Pallor of the toes. Rationale: If a cast is too tight it will increase pressure on the blood vessels, impairing circulation. When this occurs, pallor of the toes is the initial finding. The nurse should immediately report this finding to the provider.

A nurse is caring for a client who has a hip fracture that requires surgical repair. What health care professional is responsible for obtaining informed consent from the client for the procedure?

Surgeon. Rationale: The HCP who will perform the treatment or procedure is responsible for obtaining informed consent from the client. The surgeon who is performing the surgical repair of the fracture would be responsible for obtaining informed consent.

A nurse is caring for a client who is postoperative following an open reduction and internal fixation of a fractured femur. What action is the most important for the nurse to complete in the postoperative period?

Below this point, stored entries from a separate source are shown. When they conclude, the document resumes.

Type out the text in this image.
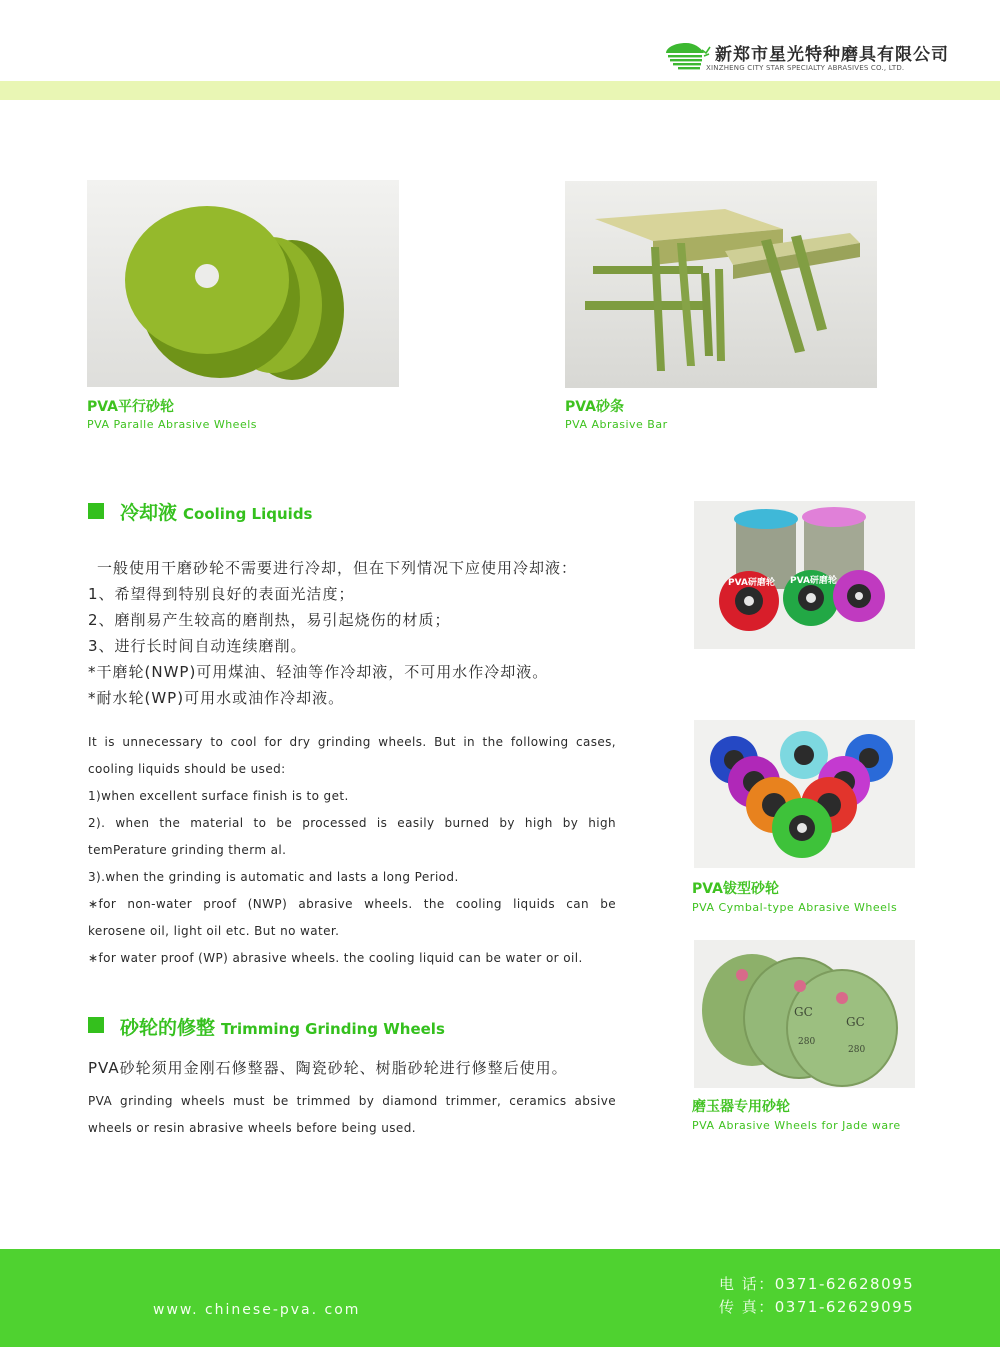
新郑市星光特种磨具有限公司
XINZHENG CITY STAR SPECIALTY ABRASIVES CO., LTD.
PVA平行砂轮
PVA Paralle Abrasive Wheels
PVA砂条
PVA Abrasive Bar
冷却液 Cooling Liquids
一般使用干磨砂轮不需要进行冷却，但在下列情况下应使用冷却液：
1、希望得到特别良好的表面光洁度；
2、磨削易产生较高的磨削热，易引起烧伤的材质；
3、进行长时间自动连续磨削。
*干磨轮(NWP)可用煤油、轻油等作冷却液，不可用水作冷却液。
*耐水轮(WP)可用水或油作冷却液。
It is unnecessary to cool for dry grinding wheels. But in the following cases,
cooling liquids should be used:
1)when excellent surface finish is to get.
2). when the material to be processed is easily burned by high by high
temPerature grinding therm al.
3).when the grinding is automatic and lasts a long Period.
∗for non-water proof (NWP) abrasive wheels. the cooling liquids can be
kerosene oil, light oil etc. But no water.
∗for water proof (WP) abrasive wheels. the cooling liquid can be water or oil.
砂轮的修整 Trimming Grinding Wheels
PVA砂轮须用金刚石修整器、陶瓷砂轮、树脂砂轮进行修整后使用。
PVA grinding wheels must be trimmed by diamond trimmer, ceramics absive
wheels or resin abrasive wheels before being used.
PVA研磨轮 PVA研磨轮
PVA钹型砂轮
PVA Cymbal-type Abrasive Wheels
GC
GC
280
280
磨玉器专用砂轮
PVA Abrasive Wheels for Jade ware
www. chinese-pva. com
电 话：0371-62628095
传 真：0371-62629095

Perform neuromuscular checks of the extremities. Rationale: The priority action the nurse should take when using the airway, breathing, circulation approach to client care is the performance of neuromuscular checks. These are a vital aspect of care for the client who has a sustained fracture and should be monitored every hour for the first 24 hour. Circulation can easily become impaired due to constriction, which develops as the extremity swells from edema. This may cause nerve damage and tissue anoxia.

A nurse is caring for a client who sustained a femur fracture in an automobile accident and is placed into skeletal traction. The nurse may remove the weights from the traction device is what occurs?

The client develops a life-threatening situation. Rationale: Traction weights, which are to hang freely at all times, are never removed without a specific provider prescription unless there is a life-threatening situation.

A nurse notes increasing edema in the calf of a patient who has multiple fractures of the leg. The nurse should recognize that increasing edema is a manifestation of what complication?

Acute compartment syndrome. Rationale: Increasing edema is a manifestation of acute compartment syndrome, which is a complication that occurs when excessive pressure reduces circulation.